The CSE’s study, the results of which were released after an extensive analysis of real-time data from cities in different regions, to throw light on the difference between 2020-21 winter and the previous winter, has identified the Delhi-NCR as the most polluted cluster.
While Ghaziabad, Bulandshahr and Greater Noida topped the list of most polluted cities in this region, Noida and Delhi were not far behind. Kanpur and Lucknow occupied sixth and ninth positions on the chart, according to the CSE analysis.
“Winter is a special challenge when inversion, and the cool and calm weather trap and spike daily pollution. While the northern Indo-Gangetic Plains is the most affected, other regions also experience a rise, but with lesser intensity. But this year, even though the average level of PM2.5 (particulate matter with diameter less than 2.5 micrometres) during summer and monsoon months was considerably lower than the previous year, due to the summer lockdown, the winter PM2.5 concentration rose in many cities across regions as compared to 2019,” said Anumita Roychowdhury, CSE’s executive director and the in-charge of research and advocacy.
She further said, “This bouncing back of pollution, post-lockdown, unmasks the high impact of local and regional pollution.
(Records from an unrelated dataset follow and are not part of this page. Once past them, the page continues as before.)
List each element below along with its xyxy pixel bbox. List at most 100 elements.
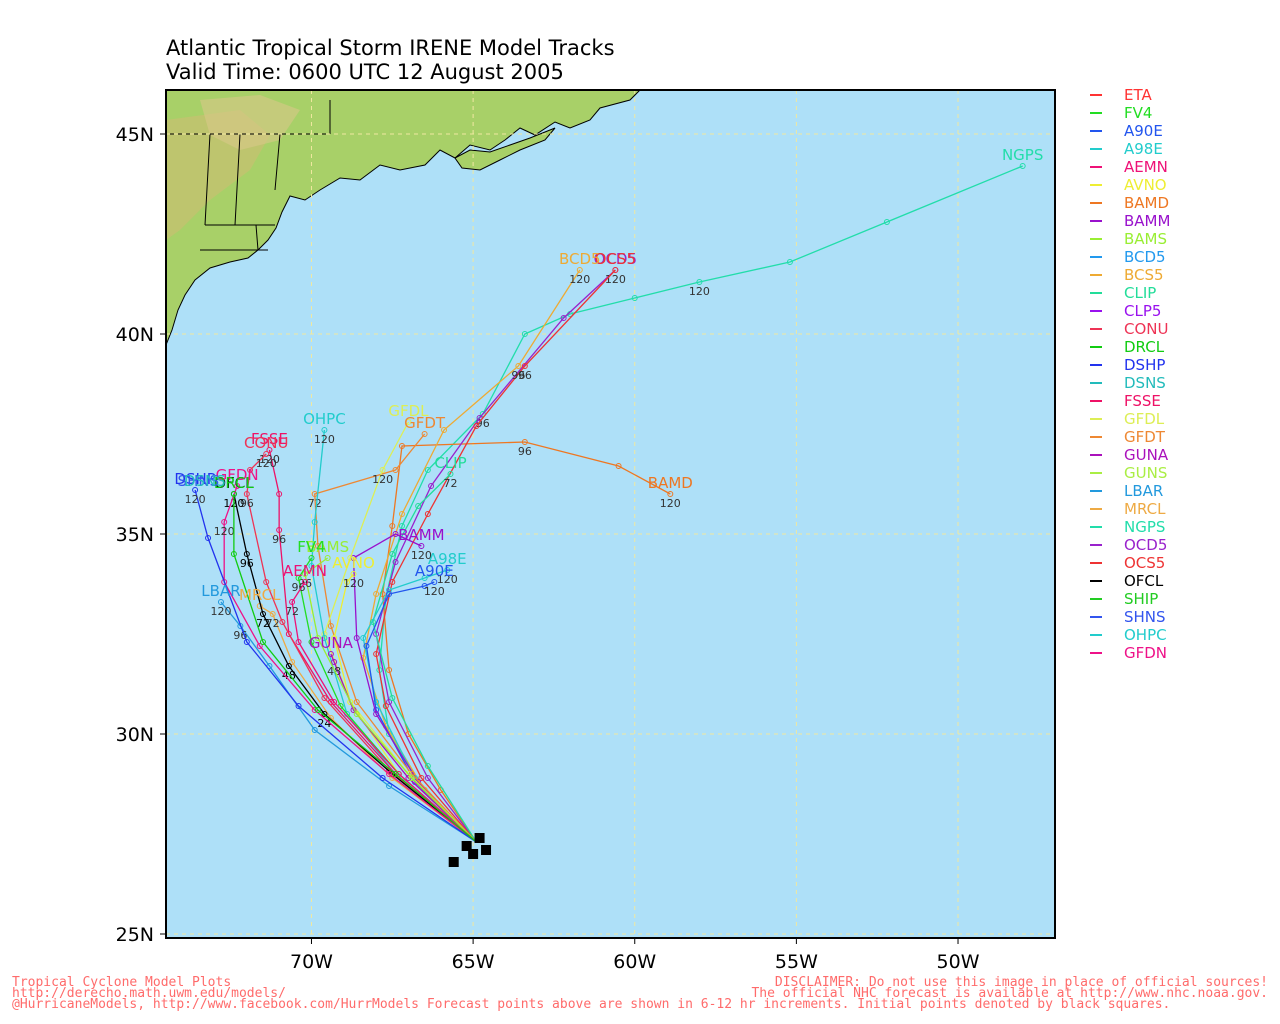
lon-tick-label: 65W — [452, 951, 495, 973]
track-name-label: FSSE — [251, 430, 288, 448]
track-point — [256, 643, 263, 649]
track-name-label: OHPC — [303, 410, 346, 428]
track-point — [321, 695, 328, 701]
forecast-hour-label: 120 — [424, 585, 445, 598]
legend-label: OCD5 — [1124, 536, 1168, 554]
track-point — [382, 703, 389, 709]
legend-swatch — [1090, 490, 1102, 492]
track-point — [243, 639, 250, 645]
landmass-highland — [200, 95, 300, 150]
legend-swatch — [1090, 454, 1102, 456]
lon-tick-label: 60W — [613, 951, 656, 973]
legend-swatch — [1090, 346, 1102, 348]
legend-swatch — [1090, 310, 1102, 312]
track-point — [418, 775, 425, 781]
track-point — [392, 771, 399, 777]
legend-item-dshp: DSHP — [1088, 356, 1278, 374]
track-point — [696, 279, 703, 285]
forecast-hour-label: 96 — [292, 581, 306, 594]
forecast-hour-label: 24 — [317, 717, 331, 730]
track-point — [353, 711, 360, 717]
track-aemn — [291, 581, 477, 843]
grid-lines — [166, 90, 1055, 938]
legend-label: AEMN — [1124, 158, 1168, 176]
forecast-hour-label: 120 — [214, 525, 235, 538]
track-point — [289, 599, 296, 605]
forecast-hour-label: 120 — [256, 457, 277, 470]
track-point — [405, 419, 412, 425]
track-point — [259, 611, 266, 617]
forecast-hour-label: 48 — [327, 665, 341, 678]
track-point — [295, 703, 302, 709]
track-point — [285, 663, 292, 669]
legend-item-mrcl: MRCL — [1088, 500, 1278, 518]
legend-swatch — [1090, 130, 1102, 132]
forecast-hour-label: 120 — [437, 573, 458, 586]
legend-label: A90E — [1124, 122, 1163, 140]
lat-tick-label: 45N — [116, 124, 154, 146]
plot-frame — [165, 89, 1056, 939]
track-point — [418, 543, 425, 549]
legend-label: DRCL — [1124, 338, 1165, 356]
lat-tick-label: 25N — [116, 924, 154, 946]
initial-point-square — [448, 857, 459, 867]
initial-point-square — [461, 841, 472, 851]
track-ocd5 — [375, 269, 616, 843]
legend-label: SHNS — [1124, 608, 1166, 626]
legend-item-ocd5: OCD5 — [1088, 536, 1278, 554]
track-point — [424, 775, 431, 781]
track-gfdn — [223, 485, 477, 843]
track-point — [447, 471, 454, 477]
track-name-label: BAMD — [648, 474, 693, 492]
track-point — [392, 559, 399, 565]
legend-item-bcd5: BCD5 — [1088, 248, 1278, 266]
legend-label: SHIP — [1124, 590, 1159, 608]
track-point — [612, 267, 619, 273]
track-name-label: GFDL — [388, 402, 429, 420]
legend-label: A98E — [1124, 140, 1163, 158]
track-point — [321, 635, 328, 641]
landmass-new-england — [166, 90, 641, 346]
track-name-label: CONU — [244, 434, 288, 452]
legend-item-gfdn: GFDN — [1088, 644, 1278, 662]
track-point — [353, 635, 360, 641]
initial-point-square — [474, 833, 485, 843]
forecast-hour-label: 72 — [256, 617, 270, 630]
track-point — [421, 583, 428, 589]
track-point — [350, 571, 357, 577]
track-point — [263, 579, 270, 585]
initial-point-square — [468, 849, 479, 859]
forecast-hour-label: 96 — [518, 445, 532, 458]
track-point — [266, 447, 273, 453]
track-gfdt — [314, 433, 477, 843]
track-point — [560, 315, 567, 321]
track-point — [269, 611, 276, 617]
legend-swatch — [1090, 616, 1102, 618]
legend-item-conu: CONU — [1088, 320, 1278, 338]
legend-label: DSHP — [1124, 356, 1166, 374]
legend-item-fsse: FSSE — [1088, 392, 1278, 410]
legend-label: BCD5 — [1124, 248, 1166, 266]
title-line-1: Atlantic Tropical Storm IRENE Model Trac… — [166, 36, 615, 60]
legend-label: OHPC — [1124, 626, 1167, 644]
track-point — [234, 483, 241, 489]
legend-swatch — [1090, 400, 1102, 402]
track-point — [295, 575, 302, 581]
track-point — [302, 571, 309, 577]
footer-right-line-2: The official NHC forecast is available a… — [751, 986, 1268, 1001]
track-point — [285, 631, 292, 637]
track-point — [389, 579, 396, 585]
legend-swatch — [1090, 112, 1102, 114]
footer-left-line-3: @HurricaneModels, http://www.facebook.co… — [12, 997, 1171, 1012]
footer-right: DISCLAIMER: Do not use this image in pla… — [751, 976, 1268, 1001]
legend-item-ohpc: OHPC — [1088, 626, 1278, 644]
legend-item-ofcl: OFCL — [1088, 572, 1278, 590]
legend-label: GFDL — [1124, 410, 1165, 428]
track-point — [521, 331, 528, 337]
track-drcl — [233, 494, 477, 843]
track-point — [360, 655, 367, 661]
forecast-hour-label: 72 — [285, 605, 299, 618]
legend-item-bcs5: BCS5 — [1088, 266, 1278, 284]
track-dshp — [194, 489, 477, 843]
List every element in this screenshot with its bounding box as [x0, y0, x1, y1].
This demands quicker regional reforms to curb pollution from vehicles, industry, power plants and waste burning to curb the winter pollution.”
This analysis by CSE took into account data from 99 cities across the country, where data availability for two consecutive winters meets the minimum criteria for 75% of days between October 1 and January 31.
The analysis also showed that in Delhi, the levels of PM 2.5 showed a “stable trend”. Delhi, along with 14 other cities, showed a less than 8% change in pollution levels this winter season as compared to the previous winter.
“This analysis has helped to understand the regional differences in winter pollution. Even though there is considerable regional variation, peak pollution episodes increased and synchronized within the regions during winter. At the same time, uneven rise across monitoring locations and contiguous cities pointed to the impact of local pollution,” says Avikal Somvanshi, programme manager at CSE’s urban lab team, sustainable cities programme.